As outrage grows over the Minnesota Legislature’s failure to pass an emergency insulin bill, Gov. Tim Walz said this week that he does not have the executive authority to fix this reprehensible mistake on his own. If there is to be a solution in 2019, a special session is needed.

But there are no such limits on executive authority stopping others in the state — namely, the state’s private, nonprofit insurers and hospitals — from stepping up to temporarily ease the burden of paying for this vital but expensive diabetes treatment. Minnesota has long been fortunate to have civic-minded leaders at the helm of its medical centers and nonprofit insurers, which include Blue Cross and Blue Shield of Minnesota, HealthPartners, Medica and UCare.

That community spirit is sorely needed to find stopgap solutions while lawmakers seek a longer-term fix.

This is an opportunity not only to do the right thing, but also to highlight the value of these organizations’ nonprofit status and the special tax treatment that comes with it. Nonprofits in Minnesota and elsewhere are exempt from many local, state and federal taxes. But with that comes the expectation that returns will be used to benefit the communities these organizations serve.

It’s time for the state’s nonprofit health care organizations to add a stopgap insulin program to their “community benefit” portfolios.

Insulin activists aren’t going away. Nor is a reversal of steady insulin price hikes likely anytime soon. The average cost of insulin therapy tripled between 2002 and 2012, according to GoodRx.com. The average price has risen 64% since 2014.

So what might a stopgap program look like? A Colorado reform offers inspiration. Lawmakers there recently capped out-of-pocket co-payments at $100 a month for those with insurance. Could Minnesota’s insurers voluntarily do something similar?

Could a fund with contributions from other nonprofits help offset the cost of doing this? Could insulin manufacturers and multistate pharmacy chains contribute as well?

Interim assistance is also needed for those without insurance, and one option is providing emergency insulin at an easily accessible location. The Minnesota Hospital Association raised concerns with an editorial writer about the cost and logistics of using hospital emergency rooms, and the point is well-taken.

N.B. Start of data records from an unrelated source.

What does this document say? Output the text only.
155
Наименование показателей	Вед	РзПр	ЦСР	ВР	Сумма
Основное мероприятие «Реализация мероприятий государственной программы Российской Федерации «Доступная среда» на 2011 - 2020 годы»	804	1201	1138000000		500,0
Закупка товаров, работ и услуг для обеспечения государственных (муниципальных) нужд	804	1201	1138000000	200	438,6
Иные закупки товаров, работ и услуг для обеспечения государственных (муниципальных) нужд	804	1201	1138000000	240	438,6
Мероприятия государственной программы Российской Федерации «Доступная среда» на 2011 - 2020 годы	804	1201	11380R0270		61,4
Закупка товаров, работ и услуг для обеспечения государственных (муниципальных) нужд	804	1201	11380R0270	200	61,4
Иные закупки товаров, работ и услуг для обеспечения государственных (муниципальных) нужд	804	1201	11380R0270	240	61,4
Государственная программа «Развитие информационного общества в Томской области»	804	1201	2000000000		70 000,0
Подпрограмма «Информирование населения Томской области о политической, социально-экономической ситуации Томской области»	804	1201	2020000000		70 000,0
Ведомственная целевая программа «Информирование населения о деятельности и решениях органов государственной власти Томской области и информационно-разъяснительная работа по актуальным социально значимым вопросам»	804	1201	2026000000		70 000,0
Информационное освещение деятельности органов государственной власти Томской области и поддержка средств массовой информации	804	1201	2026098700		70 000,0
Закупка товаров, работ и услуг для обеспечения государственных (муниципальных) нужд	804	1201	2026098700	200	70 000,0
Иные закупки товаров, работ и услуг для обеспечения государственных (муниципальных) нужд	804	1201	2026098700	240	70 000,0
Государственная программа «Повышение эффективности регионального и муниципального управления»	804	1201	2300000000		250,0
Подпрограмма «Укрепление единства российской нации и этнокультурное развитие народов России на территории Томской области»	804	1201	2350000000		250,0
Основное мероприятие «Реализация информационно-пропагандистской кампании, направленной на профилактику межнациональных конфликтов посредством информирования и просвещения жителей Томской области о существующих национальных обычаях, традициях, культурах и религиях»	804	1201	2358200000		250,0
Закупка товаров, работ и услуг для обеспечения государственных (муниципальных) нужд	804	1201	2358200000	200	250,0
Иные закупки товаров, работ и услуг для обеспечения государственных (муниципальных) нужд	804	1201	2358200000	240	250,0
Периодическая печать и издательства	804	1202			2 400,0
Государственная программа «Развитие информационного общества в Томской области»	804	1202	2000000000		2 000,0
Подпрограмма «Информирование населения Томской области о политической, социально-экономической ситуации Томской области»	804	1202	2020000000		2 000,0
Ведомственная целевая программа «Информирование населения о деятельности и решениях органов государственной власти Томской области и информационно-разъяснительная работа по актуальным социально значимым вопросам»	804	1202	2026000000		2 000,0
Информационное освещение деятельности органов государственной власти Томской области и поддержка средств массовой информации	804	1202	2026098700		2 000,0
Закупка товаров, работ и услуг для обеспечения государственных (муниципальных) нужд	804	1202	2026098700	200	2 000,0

It would be better to use pharmacies to dispense the drug and existing insurance information systems to track and approve its use. These are certainly not the only options, however. Leadership from Minnesota’s private-sector health care community should determine what else could be done and work out the finances.

A 2019 legislative analysis calculated the cost of the failed emergency insulin bill at $10 million a year. A program to fill in the gaps in the months until the Legislature can act would likely be less.

It is not unreasonable to ask industry to pick up this temporary cost, especially after state insurers’ strong financial performance last year. Their 2018 operating income was $500 million, up from $227.8 million the year before.

Working together with the state to launch a temporary insulin program would also generate favorable public relations and signal strongly that the private sector has health care solutions at a time when government is increasingly looked to for answers.